See Understanding Techniques for WCAG Success Criteria for important information about the usage of these informative techniques and how they relate to the normative WCAG 2.0 success criteria. The Applicability section explains the scope of the technique, and the presence of techniques for a specific technology does not imply that the technology can be used in all situations to create content that meets WCAG 2.0.
HTML and XHTML
This failure relates to:
meta
http-equiv
of refresh is often used to periodically refresh
pages or to redirect users to another page. If the time interval is too
short, and there is no way to turn auto-refresh off, people who are blind will not have enough time to make their screen
readers read the page before the page refreshes unexpectedly and causes the
screen reader to begin reading at the top.
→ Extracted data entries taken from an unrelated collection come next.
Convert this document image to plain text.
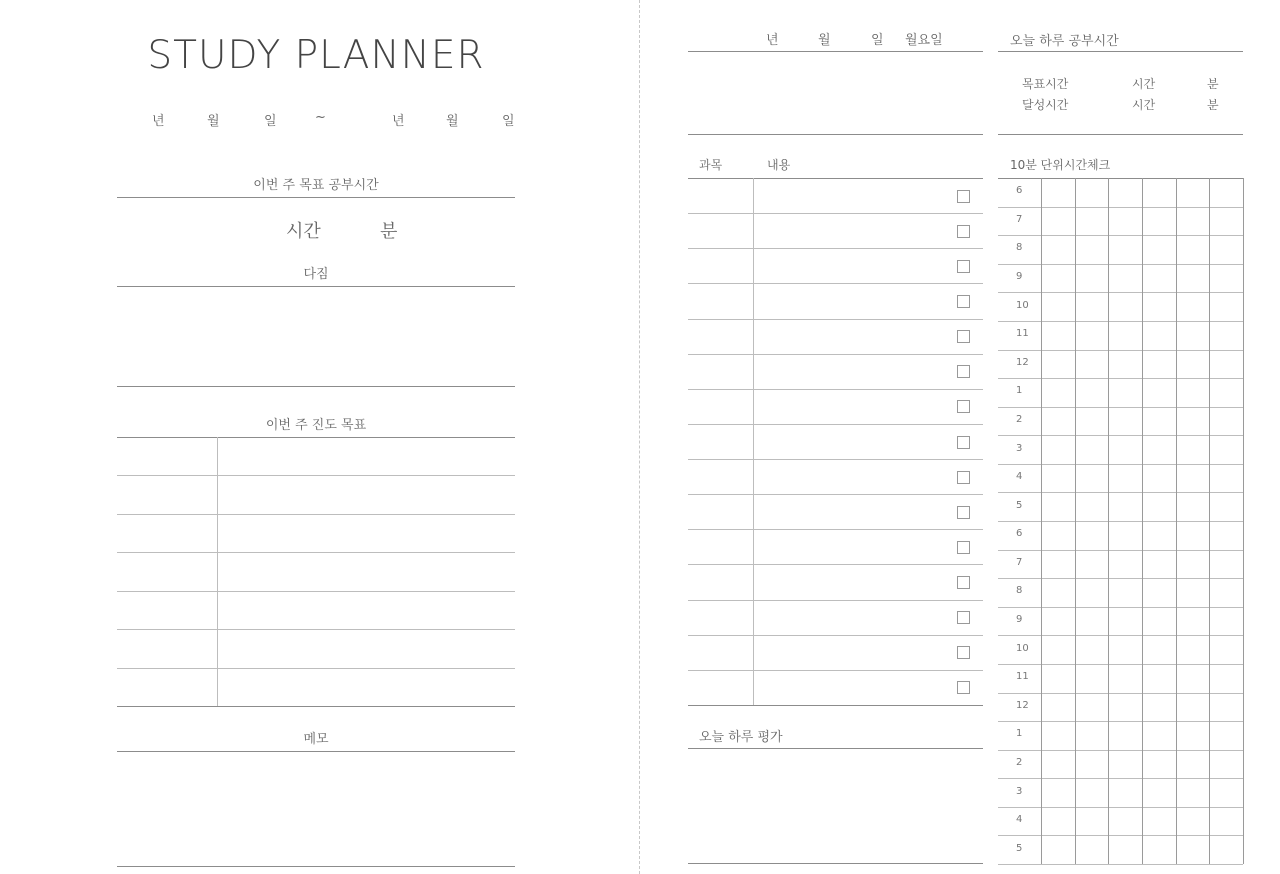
STUDY PLANNER
년	월	일	~	년	월	일
이번 주 목표 공부시간
시간	분
다짐
이번 주 진도 목표
메모
년	월	일 월요일	오늘 하루 공부시간
목표시간	시간	분
달성시간	시간	분
과목	내용
오늘 하루 평가
10분 단위시간체크
6
7
8
9
10
11
12
1
2
3
4
5
6
7
8
9
10
11
12
1
2
3
4
5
Sighted users may also be
disoriented by the unexpected refresh.
This is a deprecated example that changes the user's page at regular
intervals. Content developers should not use this technique to
simulate "push" technology. Developers cannot predict how much time
a user will require to read a page; premature refresh can disorient
users. Content developers should avoid periodic refresh and allow
users to choose when they want the latest information. (The number
in the content
attribute is the refresh interval in
seconds.)
Example Code:
<html xmlns="http://www.w3.org/1999/xhtml" lang="en">
<head>
<title>HTML Techniques for WCAG 2.0</title>
<meta http-equiv="refresh" content="60" />
</head>
<body>
...
</body>
</html>
(none currently listed)
Find meta
elements in the document.
For each meta
element, check if it contains
the http-equiv
attribute with value "refresh" (case-insensitive) and
the content
attribute with a number (representing seconds) equals to or greater than 0 and without "; url=" (case-insensitive).
check to see if there is a mechanism to turn off the refresh.
If step 2 is true and step 3 is false then this failure condition applies and content fails these Success Criteria.